Ben Emily.Emily Saw. Eğlenceli bir hayatım olduğu söylenemez. Herkesin nasılsa benimde öyle işte. Sıkıcı binalar,göz yorucu trafik ışıkları,kulağımın zarını patlatan araba kornaları....... Tahmin etmişsinizdir evet New York da oturuyoruz. Her gün kalkar neşe dolu bir güne başlarım,tabi bunun sebebi biricik ailem. Tek çocuk olduğum için beni sıkmamaya çalışırlar.
Annem ev hanımı babam ise prf. doktor. Bıraksanız saat on iki ye kadar uyurum bu yüzden annemler bana Uykucu Em derler... Yani çoğu arkadaşımda bana kısaca Em der. Yarın 16 ma basıyorum. Çok heyecanlıyım,ama bunun sebebini bilmiyorum. Neyse şimdiden hazırlıklara başlamak istiyorum. Bu arada evde rahat olmayı severim. Onun için üzerime siyah dizden tayt
üstüne sarı kemik atletimi giydim ve koşarak annemin yanına gittim. Genelde bu konuları babamla konuşurum,ama bugün babam mesaiye kaldı. Onun için annemle konuşuyorum işte neyse biliyorum çenem biraz düşüktür,yani herkes böyle söyler.
-Anneeee! Hazırlıklara başlamak istiyorum.
-Ne bu acele Em. Doğum günün kaçmıyo ya. Elbet başlıycaz. Sabırlı ol...
-Ben markete gidiyorum. Bir kaç malzeme alıcam. Bye bye¿!
-Sanada bye bye hadi git.
Offff. Annem beni hiç anlamıyo gerçekten. Ben böyle konuşurken kulağımda da kulaklık var.kafamı eğmiş gidiyodum. O sırada birine çok sert bir şekilde çarpmıştım. Kafamı kaldırdığımda koyu mavi gözleriyle ,ve siyah kulaklıklarıyla çok yakışıklı bi oğlan bana bakıyordu. Bir kaç dakika bakıştıktan sonra söze atıldı.Tabi yüzüne gıcık bir gülümseme yayarak.

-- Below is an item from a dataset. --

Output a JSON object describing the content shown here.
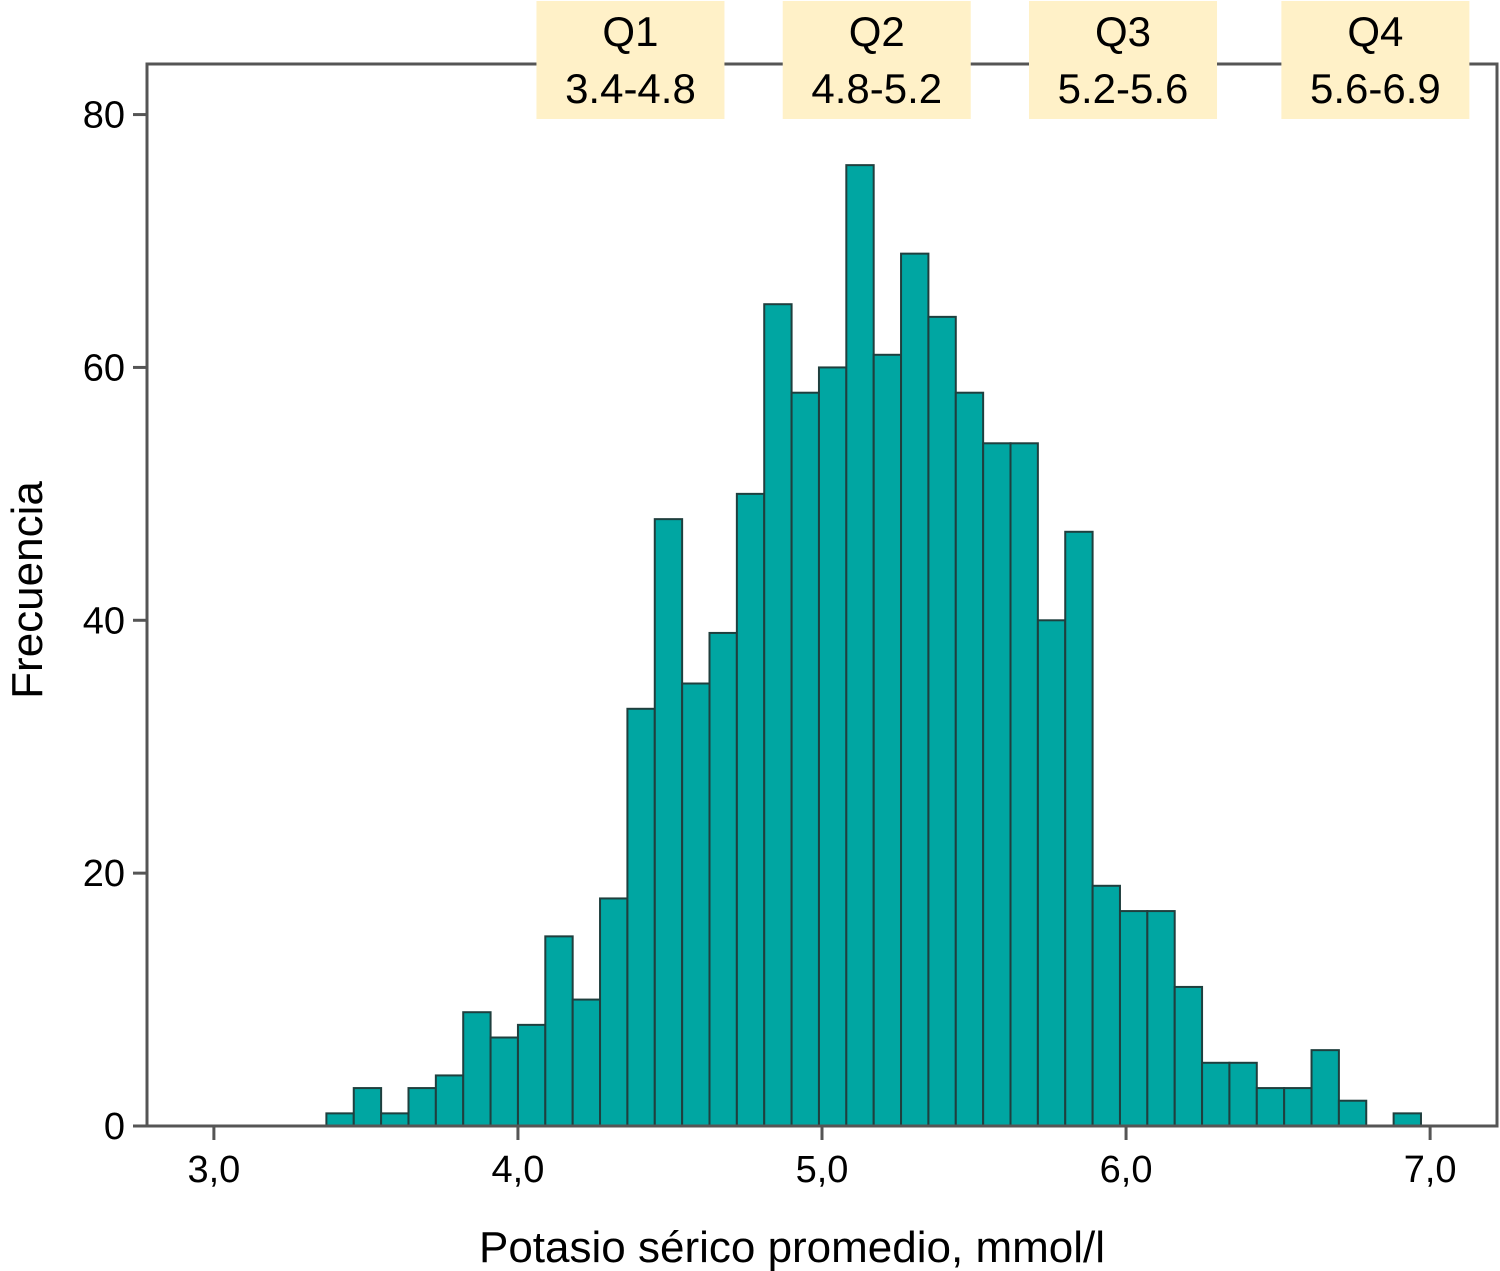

-Bi daha ki sefere önüne baksan hiç de fena olmaz.
O kadar gıcık bakıyoduki suratına bnde onun yaptığı gibi yüzüme gıcık bi gülümseme yayarak konuşmaya başladım.
-Bir dahaki sefere diye bişey olmıycana göre böyle yürüyebilirim.
Diyip kafamı eğerek yürümeye başladım. Bir kaç dakika daha yürüdükten sonra markete geldim. Reyonlarda dolanırken de mırıldanarak şarkı söylüyordum. Süs olarak bi kaç balon ve bardak şemsiyesi,yiyecek olarak da 10 tane cips ve iki tane iki buçuk litrelik kola aldım. Kasaya giderken ıslak zemin tabelesini görmemişim.Fark etmemle yere göt üstü düşmem bir oldu. Yerde acı içinde kavrulurken,bi el omzuma dokundu. Bir an irkildim. Kafamı kaldırıp baktığımda bu oydu. Markete gelirken çarpıştığım çocuk. Bana elini uzatmış bir şekilde bakıyordu. Onun elinden destek alarak ayağa kalktım. Beni orda satılan bir banka oturttu ve bir gülümseme attı. Onun gülümsemesine dayanamayarak kahkaha patlattım. Kahkahama cevap olarak oda kahkaha attı. Gülmemiz bittikten sonra bana bakarak;
-Sana dikkat demiştim.dedi.Bende ona bakarak
-Biliyorum bende bi daha görüşmeyiz diye kale almamıştım. Özür Dilerim.
Son cümleyi gülerek söylemiştim. Oda bana aynı şekilde gülerek:
-Rica Ederim. Ne demek .dedi.
Gülüştükten sonra ona
- Bak ne diycem. Bana o kadar iyi davrandın. Yarın on altıma gidiyorum sen de gelsene¿?...
- Bilmem ki. E madem çok ısrar ediyorsun geliyim bari.
Gerçekten çok gıcık bi tavrı var. Şu an onu öldüresim geliyordu.